10. And if you have pain, nocturia, restless legs, sleep apnoea, etc. get these adequately managed via your HCP.
Please let us know what strategies work for you to improve your sleep. An important role of this blog is to share best practice and alternative practices as well. We like it when our patients hack their own physiology to come up with solutions that work. Don’t forget our treatment aim is to maximise your brain health and part of this philosophy is the holistic management of MS including sleep.
Cederberg et al. Restless Legs Syndrome, Sleep Quality, and Perceived Cognitive Impairment in Adults With Multiple Sclerosis. Mult Scler Relat Disord. 2020 May 18;43:102176. doi: 10.1016/j.msard.2020.102176.
Background: Restless Legs Syndrome (RLS) is a prominent sleep disorder that often worsens sleep quality and perhaps cognitive function in adults with multiple sclerosis (MS). The present study examined the relationships among RLS prevalence and severity, sleep quality, and perceived cognitive impairment in adults with MS.
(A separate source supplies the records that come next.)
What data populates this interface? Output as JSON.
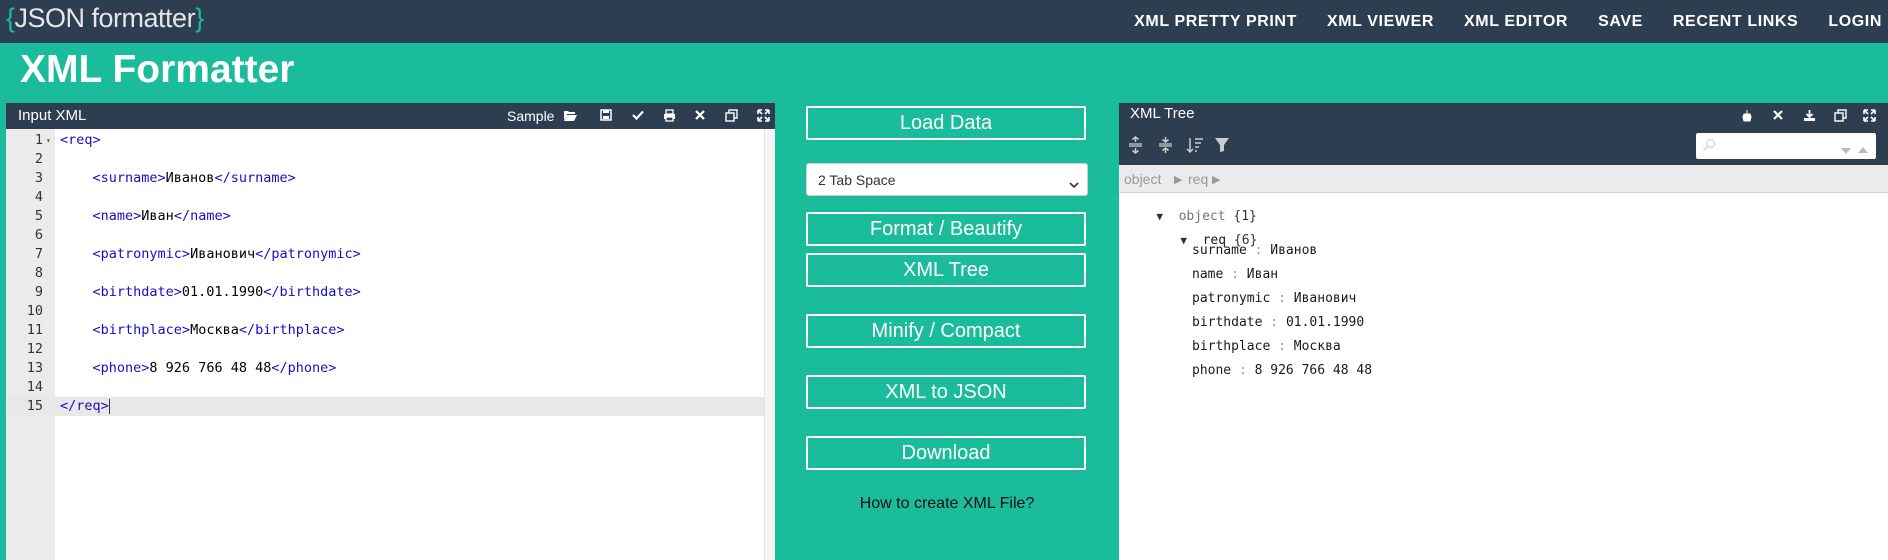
{
  "logo": {
    "open_brace": "{",
    "text": "JSON formatter",
    "close_brace": "}"
  },
  "nav": [
    "XML PRETTY PRINT",
    "XML VIEWER",
    "XML EDITOR",
    "SAVE",
    "RECENT LINKS",
    "LOGIN"
  ],
  "page_title": "XML Formatter",
  "input_panel": {
    "title": "Input XML",
    "sample_label": "Sample",
    "tools": [
      "folder-open-icon",
      "save-icon",
      "check-icon",
      "print-icon",
      "close-icon",
      "copy-icon",
      "expand-icon"
    ]
  },
  "editor": {
    "lines": [
      {
        "num": "1",
        "code": "<req>"
      },
      {
        "num": "2",
        "code": ""
      },
      {
        "num": "3",
        "code": "    <surname>Иванов</surname>"
      },
      {
        "num": "4",
        "code": ""
      },
      {
        "num": "5",
        "code": "    <name>Иван</name>"
      },
      {
        "num": "6",
        "code": ""
      },
      {
        "num": "7",
        "code": "    <patronymic>Иванович</patronymic>"
      },
      {
        "num": "8",
        "code": ""
      },
      {
        "num": "9",
        "code": "    <birthdate>01.01.1990</birthdate>"
      },
      {
        "num": "10",
        "code": ""
      },
      {
        "num": "11",
        "code": "    <birthplace>Москва</birthplace>"
      },
      {
        "num": "12",
        "code": ""
      },
      {
        "num": "13",
        "code": "    <phone>8 926 766 48 48</phone>"
      },
      {
        "num": "14",
        "code": ""
      },
      {
        "num": "15",
        "code": "</req>"
      }
    ],
    "active_line": "15"
  },
  "actions": {
    "load_data": "Load Data",
    "indent_select": "2 Tab Space",
    "format": "Format / Beautify",
    "xml_tree": "XML Tree",
    "minify": "Minify / Compact",
    "to_json": "XML to JSON",
    "download": "Download",
    "how_to": "How to create XML File?"
  },
  "tree_panel": {
    "title": "XML Tree",
    "breadcrumb": [
      "object",
      "req"
    ],
    "root": {
      "label": "object",
      "count": "{1}"
    },
    "child": {
      "label": "req",
      "count": "{6}"
    },
    "fields": [
      {
        "key": "surname",
        "value": "Иванов"
      },
      {
        "key": "name",
        "value": "Иван"
      },
      {
        "key": "patronymic",
        "value": "Иванович"
      },
      {
        "key": "birthdate",
        "value": "01.01.1990"
      },
      {
        "key": "birthplace",
        "value": "Москва"
      },
      {
        "key": "phone",
        "value": "8 926 766 48 48"
      }
    ]
  },
  "colors": {
    "accent": "#1abc9c",
    "navbar": "#2c3e50",
    "tag": "#170ec4"
  }
}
Methods: Participants (N=275) completed the Cambridge-Hopkins Restless Legs Syndrome Questionnaire, the International Restless Legs Syndrome Study Group (IRLS) Scale, the Multiple Sclerosis Neuropsychological Screening Questionnaire (MSNQ), the Pittsburgh Sleep Quality Index (PSQI), the Patient Determined Disease Steps (PDDS), and a demographic and clinical characteristics questionnaire.
Results: Persons with MS who had RLS (i.e., MS+RLS; n=74) reported significantly worse perceived cognitive impairment compared with those who did not have RLS (n=201; p=0.015). Bivariate correlation analyses within the MS+RLS group indicated that greater RLS severity was significantly associated with more severe perceived cognitive impairment (r=0.274) and sleep quality (r=0.380), and worse perceived cognitive impairment was significantly associated with worse sleep quality (r=0.438). Linear, step-wise regression analyses indicated that RLS severity significantly predicted perceived cognitive impairment (β=0.274), but the inclusion of sleep quality (β=0.391) accounted for the relationship between RLS severity and perceived cognitive impairment (β=0.126).
Conclusions: Our results suggest that sleep impairment may be an intermediary factor in the association between RLS severity and cognitive impairment in persons with MS who present with RLS. The diagnosis and treatment of RLS symptoms and other effectors of sleep quality could improve neuropsychological consequences of MS.